On March 3, 2026, between 18:46 UTC and 20:09 UTC, GitHub experienced a period of degraded availability impacting GitHub.com, the GitHub API, GitHub Actions, Git operations, GitHub Copilot, and other dependent services. At the peak of the incident, GitHub.com request failures reached approximately 40%. During the same period, approximately 43% of GitHub API requests failed. Git operations over HTTP had an error rate of approximately 6%, while SSH was not impacted. GitHub Copilot requests had an error rate of approximately 21%. GitHub Actions experienced less than 1% impact. This incident shared the same underlying cause as an incident in early February where we saw a large volume of writes to the user settings caching mechanism. While deploying a change to reduce the burden of these writes, a bug caused every user’s cache to expire, get recalculated, and get rewritten. The increased load caused replication delays that cascaded down to all affected services. We mitigated this issue by immediately rolling back the faulty deployment. We understand these incidents disrupted the workflows of developers. While we have made substantial, long-term investments in how GitHub is built and operated to improve resilience, we acknowledge we have more work to do. Getting there requires deep architectural work that is already underway, as well as urgent, targeted improvements. We are taking the following immediate steps: - We have added a killswitch and improved monitoring to the caching mechanism to ensure we are notified before there is user impact and can respond swiftly. - We are moving the cache mechanism to a dedicated host, ensuring that any future issues will solely affect services that rely on it.

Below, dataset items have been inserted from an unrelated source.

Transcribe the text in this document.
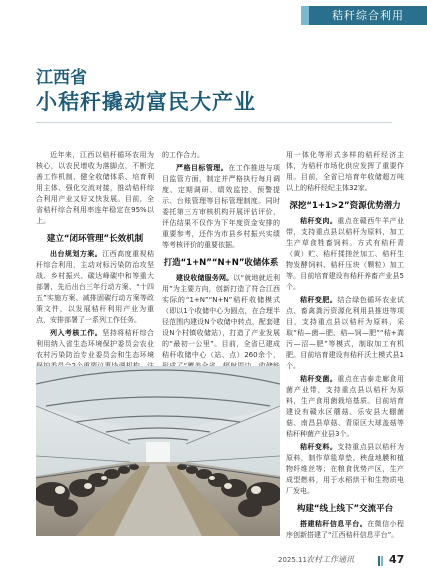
秸秆综合利用
江西省
小秸秆撬动富民大产业

近年来，江西以秸秆循环农用为核心，以农民增收为落脚点，不断完善工作机制、健全收储体系、培育利用主体、强化交流对接，推动秸秆综合利用产业又好又快发展。目前，全省秸秆综合利用率连年稳定在95%以上。

建立“闭环管理”长效机制

出台规划方案。江西高度重视秸秆综合利用，主动对标污染防治攻坚战、乡村振兴、碳达峰碳中和等重大部署，先后出台三年行动方案、“十四五”实施方案、减排固碳行动方案等政策文件，以发展秸秆利用产业为重点，安排部署了一系列工作任务。

列入考核工作。坚持将秸秆综合利用纳入省生态环境保护委员会农业农村污染防治专业委员会和生态环境

的工作合力。

严格目标管理。在工作推进与项目监管方面，制定并严格执行每月调度、定期调研、绩效监控、预警提示、台账管理等目标管理制度。同时委托第三方审核机构开展评估评价，评估结果不仅作为下年度资金安排的重要参考，还作为市县乡村振兴实绩等考核评价的重要依据。

打造“1+N”“N+N”收储体系

建设收储服务网。以“就地就近利用”为主要方向，创新打造了符合江西实际的“1+N”“N+N”秸秆收储模式（即以1个收储中心为圆点，在合理半径范围内建设N个收储中转点，配套建设N个村镇收储站），打造了产业发展的“最初一公里”。目前，全省已建成秸秆收储中心（站、点）260余个，

用一体化等形式多样的秸秆经济主体，为秸秆市场化供应发挥了重要作用。目前，全省已培育年收储超万吨以上的秸秆经纪主体32家。

深挖“1+1>2”资源优势潜力

秸秆变肉。重点在赣西牛羊产业带，支持重点县以秸秆为原料，加工生产草食牲畜饲料。方式有秸秆青（黄）贮、秸秆揉搓丝加工、秸秆生物发酵饲料、秸秆压块（颗粒）加工等。目前培育建设有秸秆养畜产业县5个。

秸秆变肥。结合绿色循环农业试点、畜禽粪污资源化利用县推进等项目，支持重点县以秸秆为原料，采取“秸—菌—肥、秸—饲—肥”“秸+粪污—沼—肥”等模式，制取加工有机肥。目前培育建设有秸秆沃土模式县1个。

秸秆变菌。重点在吉泰走廊食用菌产业带，支持重点县以秸秆为原料，生产食用菌栽培基质。目前培育建设有赣水区蘑菇、乐安县大棚菌菇、南昌县草菇、青原区大球盖菇等秸秆种菌产业县3个。

秸秆变料。支持重点县以秸秆为原料，制作草毯草垫、秧盘地膜和植物纤维丝等；在粮食优势产区，生产成型燃料，用于水稻烘干和生物质电厂发电。

构建“线上线下”交流平台

搭建秸秆信息平台。在微信小程序创新搭建了“江西秸秆信息平台”。

2025.11 农村工作通讯	47
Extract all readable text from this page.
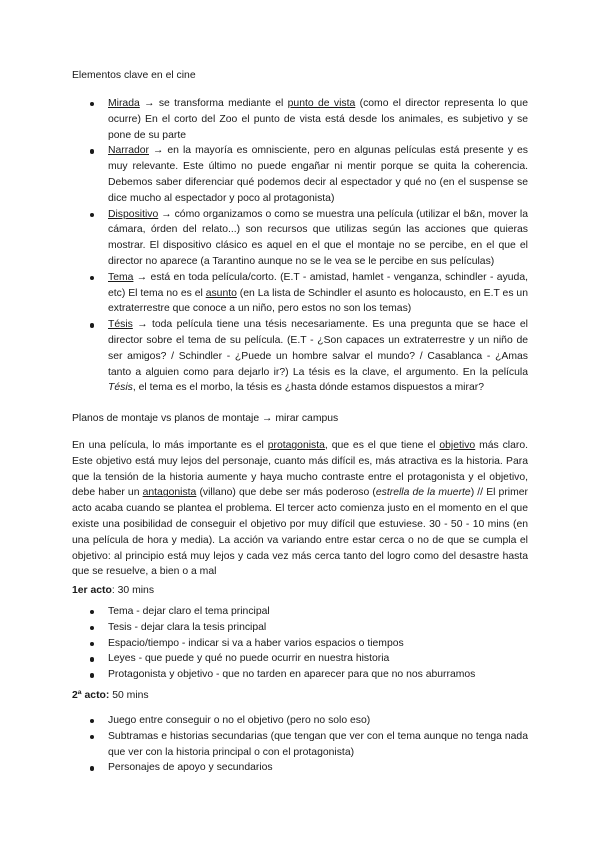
Elementos clave en el cine

Mirada → se transforma mediante el punto de vista (como el director representa lo que ocurre) En el corto del Zoo el punto de vista está desde los animales, es subjetivo y se pone de su parte
Narrador → en la mayoría es omnisciente, pero en algunas películas está presente y es muy relevante. Este último no puede engañar ni mentir porque se quita la coherencia. Debemos saber diferenciar qué podemos decir al espectador y qué no (en el suspense se dice mucho al espectador y poco al protagonista)
Dispositivo → cómo organizamos o como se muestra una película (utilizar el b&n, mover la cámara, órden del relato...) son recursos que utilizas según las acciones que quieras mostrar. El dispositivo clásico es aquel en el que el montaje no se percibe, en el que el director no aparece (a Tarantino aunque no se le vea se le percibe en sus películas)
Tema → está en toda película/corto. (E.T - amistad, hamlet - venganza, schindler - ayuda, etc) El tema no es el asunto (en La lista de Schindler el asunto es holocausto, en E.T es un extraterrestre que conoce a un niño, pero estos no son los temas)
Tésis → toda película tiene una tésis necesariamente. Es una pregunta que se hace el director sobre el tema de su película. (E.T - ¿Son capaces un extraterrestre y un niño de ser amigos? / Schindler - ¿Puede un hombre salvar el mundo? / Casablanca - ¿Amas tanto a alguien como para dejarlo ir?) La tésis es la clave, el argumento. En la película Tésis, el tema es el morbo, la tésis es ¿hasta dónde estamos dispuestos a mirar?

Planos de montaje vs planos de montaje → mirar campus

En una película, lo más importante es el protagonista, que es el que tiene el objetivo más claro. Este objetivo está muy lejos del personaje, cuanto más difícil es, más atractiva es la historia. Para que la tensión de la historia aumente y haya mucho contraste entre el protagonista y el objetivo, debe haber un antagonista (villano) que debe ser más poderoso (estrella de la muerte) // El primer acto acaba cuando se plantea el problema. El tercer acto comienza justo en el momento en el que existe una posibilidad de conseguir el objetivo por muy difícil que estuviese. 30 - 50 - 10 mins (en una película de hora y media). La acción va variando entre estar cerca o no de que se cumpla el objetivo: al principio está muy lejos y cada vez más cerca tanto del logro como del desastre hasta que se resuelve, a bien o a mal

1er acto: 30 mins

Tema - dejar claro el tema principal
Tesis - dejar clara la tesis principal
Espacio/tiempo - indicar si va a haber varios espacios o tiempos
Leyes - que puede y qué no puede ocurrir en nuestra historia
Protagonista y objetivo - que no tarden en aparecer para que no nos aburramos

2ª acto: 50 mins

Juego entre conseguir o no el objetivo (pero no solo eso)
Subtramas e historias secundarias (que tengan que ver con el tema aunque no tenga nada que ver con la historia principal o con el protagonista)
Personajes de apoyo y secundarios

Between March 2, 21:42 UTC and March 3, 05:54 UTC project board updates, including adding new issues, PRs, and draft items to boards, were delayed from 30 minutes to over 2 hours, as a large backlog of messages accumulated in the Projects data denormalization pipeline.The incident was caused by an anomalously large event that required longer processing time than expected. Processing this message exceeded the Kafka consumer heartbeat timeout, triggering repeated consumer group rebalances. As a result, the consumer group was unable to make forward progress, creating head-of-line blocking that delayed processing of subsequent project board updates.We mitigated the issue by deploying a targeted fix that safely bypassed the offending message and allowed normal message consumption to resume. Consumer group stability recovered at 04:10 UTC, after which the backlog began draining. All queued messages were fully processed by 05:53 UTC, returning project board updates to normal processing latency.We have identified several follow-up improvements to reduce the likelihood and impact of similar incidents in the future, including improved monitoring and alerting, as well as introducing limits for unusually large project events.